Presos atearam fogo em colchões e outros materiais na manhã de sábado (23), na Cadeia Pública Antônio Martins, em Conceição, no Sertão da Paraíba. O princípio de incêndio foi controlado em poucos minutos, sem registro de fuga e sem feridos entre servidores e presos, segundo as informações divulgadas pela imprensa local e pela Secretaria de Administração Penitenciária da Paraíba. Equipes da Polícia Penal e do Samu foram acionadas, e a Seap-PB informou que os internos apontados como envolvidos foram isolados para apuração administrativa, disciplinar e criminal.
Embora a ocorrência tenha sido apresentada pelas autoridades como um episódio de contenção rápida, o caso expõe um problema muito maior: a situação de superlotação e degradação estrutural do sistema prisional brasileiro. Em consulta pública do Ministério Público da Paraíba, a Cadeia Pública de Conceição aparece com 57 presos para 36 vagas, uma ocupação de 158,33%, cerca de 1,58 preso para cada vaga existente.
O quadro local acompanha a realidade estadual. No levantamento mais recente da Secretaria Nacional de Políticas Penais, referente ao segundo semestre de 2025, a Paraíba tinha 13.301 presos em celas físicas para apenas 8.251 vagas. Isso representa um déficit de 5.050 vagas e uma taxa de ocupação de aproximadamente 161%, ou 1,61 preso por vaga. No Brasil, eram 727.301 pessoas presas em celas físicas para 505.267 vagas, déficit nacional de 222.034 vagas e ocupação aproximada de 144%.
A superlotação não é apenas um dado administrativo. Ela significa celas acima da capacidade, piora na higiene, no acesso à saúde, na alimentação, no banho de sol, no atendimento jurídico e na segurança de presos e servidores.
Outro ponto central é a prisão provisória. Segundo o SISDEPEN, o país tinha 205.892 presos provisórios em celas físicas em 31 de dezembro de 2025. Na Paraíba, eram 3.279. Isso significa que cerca de 28,3% dos presos em celas físicas no Brasil e 24,6% na Paraíba ainda não tinham condenação definitiva.
O problema se agrava quando se observa o tempo de permanência antes do julgamento. O mesmo levantamento registrou 69.052 presos provisórios com mais de 90 dias de prisão no país. Esse número equivale a cerca de um terço dos presos provisórios nacionais. Na Paraíba, o relatório registra 60 provisórios nessa situação, mas o próprio documento informa que 27 estabelecimentos paraibanos não tinham controle desse dado, o que impede tratar o número estadual como retrato completo.

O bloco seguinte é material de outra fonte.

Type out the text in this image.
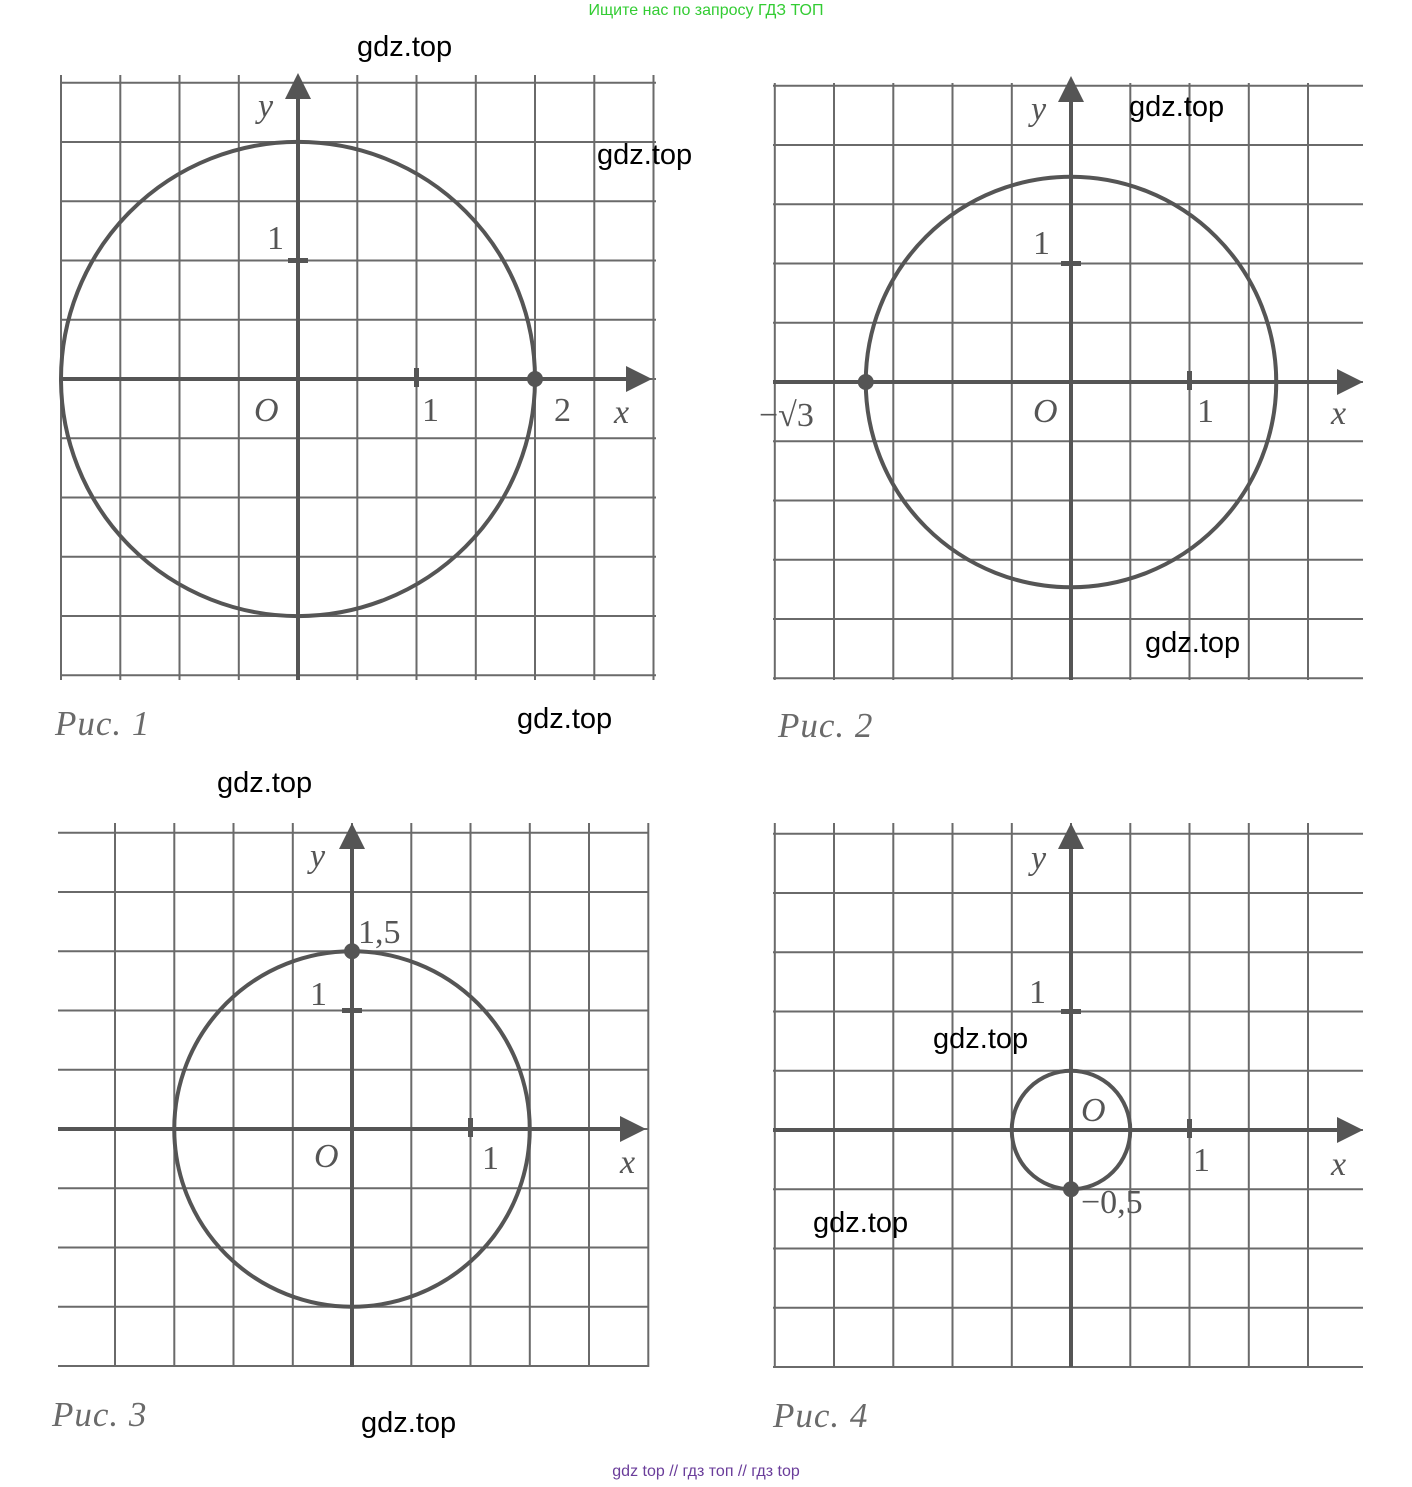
Ищите нас по запросу ГДЗ ТОП
y
x
O	1
1
2
y
x
O	1
1
−√3
y
x
O	1
1
1,5
y
x
O
1
1
−0,5
Рис. 1	Рис. 2
Рис. 3	Рис. 4
gdz.top
gdz.top
gdz.top
gdz.top
gdz.top
gdz.top
gdz.top
gdz.top
gdz.top
gdz top // гдз топ // гдз top
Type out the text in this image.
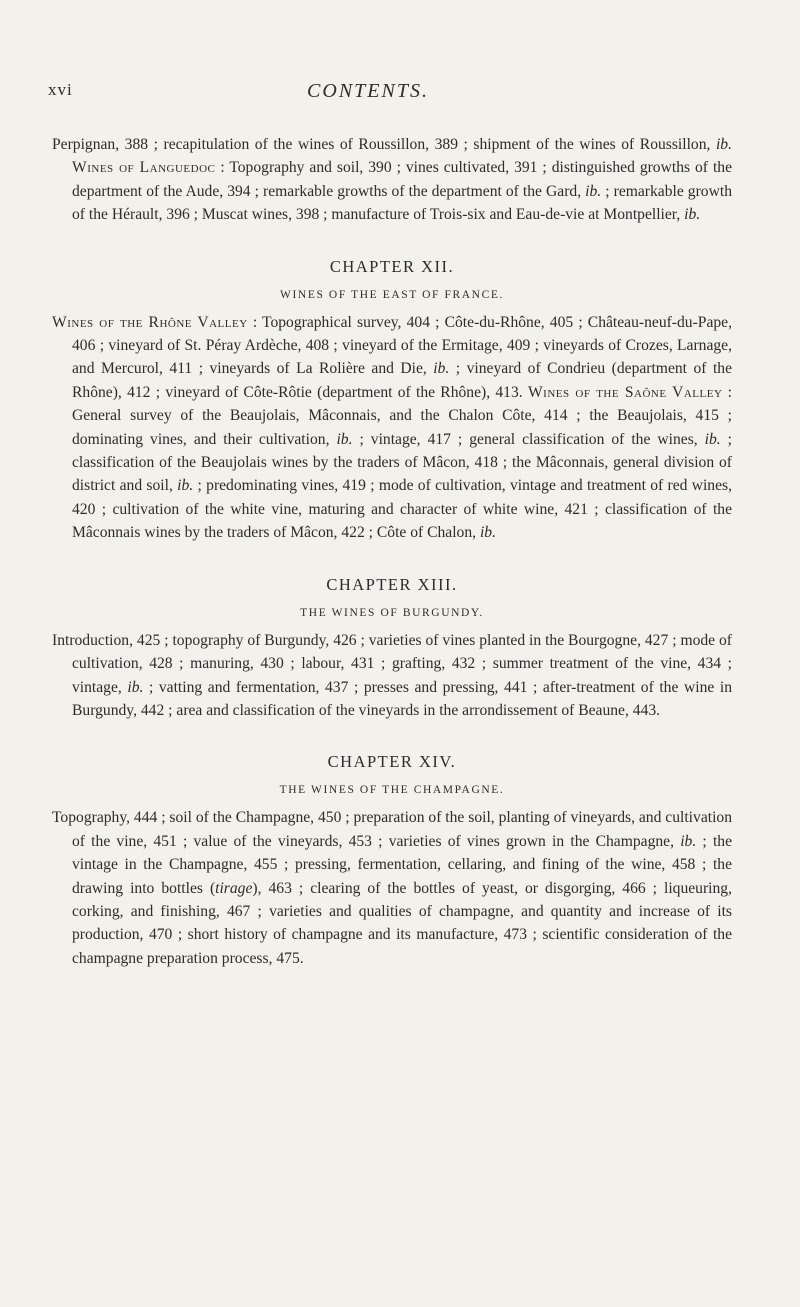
xvi	CONTENTS.

Perpignan, 388 ; recapitulation of the wines of Roussillon, 389 ; shipment of the wines of Roussillon, ib. Wines of Languedoc : Topography and soil, 390 ; vines cultivated, 391 ; distinguished growths of the department of the Aude, 394 ; remarkable growths of the department of the Gard, ib. ; remarkable growth of the Hérault, 396 ; Muscat wines, 398 ; manufacture of Trois-six and Eau-de-vie at Montpellier, ib.

CHAPTER XII.
WINES OF THE EAST OF FRANCE.

Wines of the Rhône Valley : Topographical survey, 404 ; Côte-du-Rhône, 405 ; Château-neuf-du-Pape, 406 ; vineyard of St. Péray Ardèche, 408 ; vineyard of the Ermitage, 409 ; vineyards of Crozes, Larnage, and Mercurol, 411 ; vineyards of La Rolière and Die, ib. ; vineyard of Condrieu (department of the Rhône), 412 ; vineyard of Côte-Rôtie (department of the Rhône), 413. Wines of the Saône Valley : General survey of the Beaujolais, Mâconnais, and the Chalon Côte, 414 ; the Beaujolais, 415 ; dominating vines, and their cultivation, ib. ; vintage, 417 ; general classification of the wines, ib. ; classification of the Beaujolais wines by the traders of Mâcon, 418 ; the Mâconnais, general division of district and soil, ib. ; predominating vines, 419 ; mode of cultivation, vintage and treatment of red wines, 420 ; cultivation of the white vine, maturing and character of white wine, 421 ; classification of the Mâconnais wines by the traders of Mâcon, 422 ; Côte of Chalon, ib.

CHAPTER XIII.
THE WINES OF BURGUNDY.

Introduction, 425 ; topography of Burgundy, 426 ; varieties of vines planted in the Bourgogne, 427 ; mode of cultivation, 428 ; manuring, 430 ; labour, 431 ; grafting, 432 ; summer treatment of the vine, 434 ; vintage, ib. ; vatting and fermentation, 437 ; presses and pressing, 441 ; after-treatment of the wine in Burgundy, 442 ; area and classification of the vineyards in the arrondissement of Beaune, 443.

CHAPTER XIV.
THE WINES OF THE CHAMPAGNE.

Topography, 444 ; soil of the Champagne, 450 ; preparation of the soil, planting of vineyards, and cultivation of the vine, 451 ; value of the vineyards, 453 ; varieties of vines grown in the Champagne, ib. ; the vintage in the Champagne, 455 ; pressing, fermentation, cellaring, and fining of the wine, 458 ; the drawing into bottles (tirage), 463 ; clearing of the bottles of yeast, or disgorging, 466 ; liqueuring, corking, and finishing, 467 ; varieties and qualities of champagne, and quantity and increase of its production, 470 ; short history of champagne and its manufacture, 473 ; scientific consideration of the champagne preparation process, 475.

Dados do Conselho Nacional de Justiça mostram que a permanência prolongada em prisão preventiva não é exceção irrelevante. No Mutirão Processual Penal de 2025, o CNJ revisou 86 mil processos; pelo menos 9 mil pessoas foram soltas, com ou sem condicionantes, ou tiveram a condenação revista. O mutirão também analisou 16.400 prisões preventivas com duração superior a um ano, e em 3.104 casos, 19%, a prisão foi substituída por medidas cautelares, como monitoração eletrônica ou prisão domiciliar.
Assim, a queima de colchões na cadeia de Conceição não pode ser lida apenas como um ato isolado de indisciplina. O episódio ocorre dentro de um sistema que mantém presos acima da capacidade, abriga milhares de pessoas sem condenação definitiva e falha até mesmo no controle do tempo de prisão provisória em parte das unidades.
O incêndio foi controlado rapidamente, mas a crise que ele revela permanece acesa: cadeias superlotadas, presos provisórios acumulando meses ou anos de espera e um Estado que administra o cárcere em condições incompatíveis com a dignidade de um ser humano.